GEWERKSCHAFT Komba erläutert vor Hauptamtlichen ihre Ziele
(red). Die Komba Gewerkschaft Rheinland-Pfalz, Ortsverband Worms, veranstaltete jüngst eine Informationsrunde für hauptamtliche Kollegen der Feuerwehr Worms, in deren Rahmen der stellvertretende Landesvorsitzende der Gewerkschaft und gleichzeitig stellvertretende Landes- vorsitzende des Deutschen Beamtenbundes, Torsten Bach aus Frankenthal, über Fachthemen referierte. Schwerpunkte legte Bach insbesondere auf die Altersgrenze für Feuerwehrbeamte, die Anhebung von Feuerwehrzulagen, berufliche Perspektiven für Feuerwehrbeamte und die Rechtslage bei Dienstunfällen.

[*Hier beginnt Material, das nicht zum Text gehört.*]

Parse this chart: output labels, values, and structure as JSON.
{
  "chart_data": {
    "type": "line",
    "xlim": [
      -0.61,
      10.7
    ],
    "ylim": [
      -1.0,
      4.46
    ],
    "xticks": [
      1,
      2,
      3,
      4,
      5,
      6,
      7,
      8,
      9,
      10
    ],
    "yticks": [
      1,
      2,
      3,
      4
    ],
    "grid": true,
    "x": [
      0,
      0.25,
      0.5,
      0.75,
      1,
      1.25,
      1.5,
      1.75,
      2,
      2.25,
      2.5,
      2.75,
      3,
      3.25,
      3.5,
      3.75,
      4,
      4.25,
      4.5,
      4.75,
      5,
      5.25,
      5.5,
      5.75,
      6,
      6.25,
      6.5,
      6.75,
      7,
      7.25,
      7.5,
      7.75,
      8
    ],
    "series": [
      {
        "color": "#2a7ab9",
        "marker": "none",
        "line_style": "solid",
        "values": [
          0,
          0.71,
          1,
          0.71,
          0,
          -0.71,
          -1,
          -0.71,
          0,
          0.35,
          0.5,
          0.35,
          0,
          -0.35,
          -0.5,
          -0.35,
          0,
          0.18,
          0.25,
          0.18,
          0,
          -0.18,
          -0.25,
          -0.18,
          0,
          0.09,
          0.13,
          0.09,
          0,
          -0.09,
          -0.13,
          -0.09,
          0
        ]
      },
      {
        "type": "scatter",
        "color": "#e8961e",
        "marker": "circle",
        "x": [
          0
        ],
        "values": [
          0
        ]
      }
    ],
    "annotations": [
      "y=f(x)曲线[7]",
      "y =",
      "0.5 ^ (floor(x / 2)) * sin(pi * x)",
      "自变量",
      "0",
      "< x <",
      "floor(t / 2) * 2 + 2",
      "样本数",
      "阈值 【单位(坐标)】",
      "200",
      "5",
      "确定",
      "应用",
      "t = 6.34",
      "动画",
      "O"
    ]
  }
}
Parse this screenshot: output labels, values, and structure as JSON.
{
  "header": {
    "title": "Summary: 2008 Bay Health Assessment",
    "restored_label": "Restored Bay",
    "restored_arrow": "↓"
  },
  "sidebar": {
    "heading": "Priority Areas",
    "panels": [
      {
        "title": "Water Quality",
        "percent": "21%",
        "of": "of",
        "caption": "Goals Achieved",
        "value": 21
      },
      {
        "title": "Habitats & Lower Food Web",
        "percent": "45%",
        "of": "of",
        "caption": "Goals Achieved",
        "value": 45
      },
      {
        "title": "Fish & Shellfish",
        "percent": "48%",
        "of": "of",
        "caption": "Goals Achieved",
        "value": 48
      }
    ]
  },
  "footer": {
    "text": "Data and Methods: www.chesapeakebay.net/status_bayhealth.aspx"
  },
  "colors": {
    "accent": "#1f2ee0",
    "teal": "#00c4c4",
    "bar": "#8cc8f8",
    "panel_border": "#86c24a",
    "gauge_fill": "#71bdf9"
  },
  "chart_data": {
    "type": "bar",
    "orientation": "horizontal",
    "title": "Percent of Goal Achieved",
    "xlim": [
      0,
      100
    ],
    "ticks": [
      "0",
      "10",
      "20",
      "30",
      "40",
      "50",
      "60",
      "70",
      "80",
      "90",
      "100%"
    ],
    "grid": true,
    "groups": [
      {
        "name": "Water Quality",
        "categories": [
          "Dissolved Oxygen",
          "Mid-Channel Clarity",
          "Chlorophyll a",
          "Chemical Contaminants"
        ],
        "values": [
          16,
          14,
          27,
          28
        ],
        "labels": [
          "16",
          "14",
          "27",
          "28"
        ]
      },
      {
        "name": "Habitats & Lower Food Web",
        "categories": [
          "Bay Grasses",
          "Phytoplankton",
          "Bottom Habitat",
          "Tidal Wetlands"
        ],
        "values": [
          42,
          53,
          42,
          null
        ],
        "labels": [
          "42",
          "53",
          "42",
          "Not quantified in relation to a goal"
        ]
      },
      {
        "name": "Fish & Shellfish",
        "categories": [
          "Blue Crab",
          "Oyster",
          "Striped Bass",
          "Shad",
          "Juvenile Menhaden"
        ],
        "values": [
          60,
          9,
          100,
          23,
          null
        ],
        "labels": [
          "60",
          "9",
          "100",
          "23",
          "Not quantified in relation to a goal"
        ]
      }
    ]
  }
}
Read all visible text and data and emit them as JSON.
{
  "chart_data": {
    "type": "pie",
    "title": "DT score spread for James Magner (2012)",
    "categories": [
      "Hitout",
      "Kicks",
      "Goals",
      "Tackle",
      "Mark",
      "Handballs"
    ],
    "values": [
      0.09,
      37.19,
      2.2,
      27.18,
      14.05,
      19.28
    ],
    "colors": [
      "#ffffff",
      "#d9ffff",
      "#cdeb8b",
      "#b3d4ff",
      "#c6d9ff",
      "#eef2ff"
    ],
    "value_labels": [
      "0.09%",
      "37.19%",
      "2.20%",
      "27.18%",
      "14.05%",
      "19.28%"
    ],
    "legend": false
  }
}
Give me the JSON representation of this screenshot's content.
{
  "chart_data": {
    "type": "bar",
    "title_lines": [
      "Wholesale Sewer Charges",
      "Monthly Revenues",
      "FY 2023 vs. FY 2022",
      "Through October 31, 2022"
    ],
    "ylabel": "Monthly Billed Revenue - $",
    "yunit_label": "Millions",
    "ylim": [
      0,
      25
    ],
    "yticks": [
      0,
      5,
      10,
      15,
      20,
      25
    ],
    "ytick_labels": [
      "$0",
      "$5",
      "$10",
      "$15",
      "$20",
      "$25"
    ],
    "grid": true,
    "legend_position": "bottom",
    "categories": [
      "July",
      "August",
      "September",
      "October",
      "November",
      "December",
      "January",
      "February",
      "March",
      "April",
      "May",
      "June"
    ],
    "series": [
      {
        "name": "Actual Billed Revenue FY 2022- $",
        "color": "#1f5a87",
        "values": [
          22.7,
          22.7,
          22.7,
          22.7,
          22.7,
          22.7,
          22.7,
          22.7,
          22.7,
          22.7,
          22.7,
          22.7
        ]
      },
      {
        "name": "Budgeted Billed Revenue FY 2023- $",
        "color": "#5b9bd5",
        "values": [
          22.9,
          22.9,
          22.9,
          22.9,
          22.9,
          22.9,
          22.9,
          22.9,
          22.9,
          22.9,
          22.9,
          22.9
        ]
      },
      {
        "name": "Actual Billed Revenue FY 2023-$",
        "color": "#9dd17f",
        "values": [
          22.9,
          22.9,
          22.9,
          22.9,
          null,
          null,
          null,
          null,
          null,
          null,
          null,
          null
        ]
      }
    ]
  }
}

Torsten Bach nahm eingehend Bezug auf die geplanten Maßnahmen des Landes Rheinland-Pfalz und die mit Intensität von der Komba Gewerkschaft vertretenen Positionen. Die Feuerwehrkollegen in Worms sind trotz qualifizierter Ausbildung und Fortbildung zur Zeit allesamt im mittleren Dienst angesiedelt und somit laut Komba „bestimmt nicht auf Rosen gebettet“. Der Gewerkschaft lägen die Belange der hauptamtlichen Feuerwehrkollegen besonders am Herz, hieß es.
Es gibt laut Volker Rüffer, dem Vorsitzenden des Wormser Ortsverbandes der Komba, im Feuerwehrbereich viele Baustellen, die von Gewerkschaftsseite zielorientiert angegangen und gegenüber dem Land Rheinland-Pfalz mit Beharrlichkeit vertreten werden müssten: „Leistung und Bezahlung der Feuerwehrbeamten stehen derzeit in einem krassen Missverhältnis.“
Komba-Ortsvorsitzender Volker Rüffer mahnte an, dass Politiker und Politikerinnen berechtigte Anliegen der Feuerwehrleute ernst nehmen müssten, „den Draht zur Basis, den sie immer mehr verlieren, wieder herstellen und für adäquate Besoldung Sorge tragen müssen“. Gute Leistungen, besonders im gefahrenträchtigen Feuerwehrberuf, könne der öffentliche Arbeitgeber nicht zum Nulltarif erhalten, um damit marode Staatskassen zu sanieren.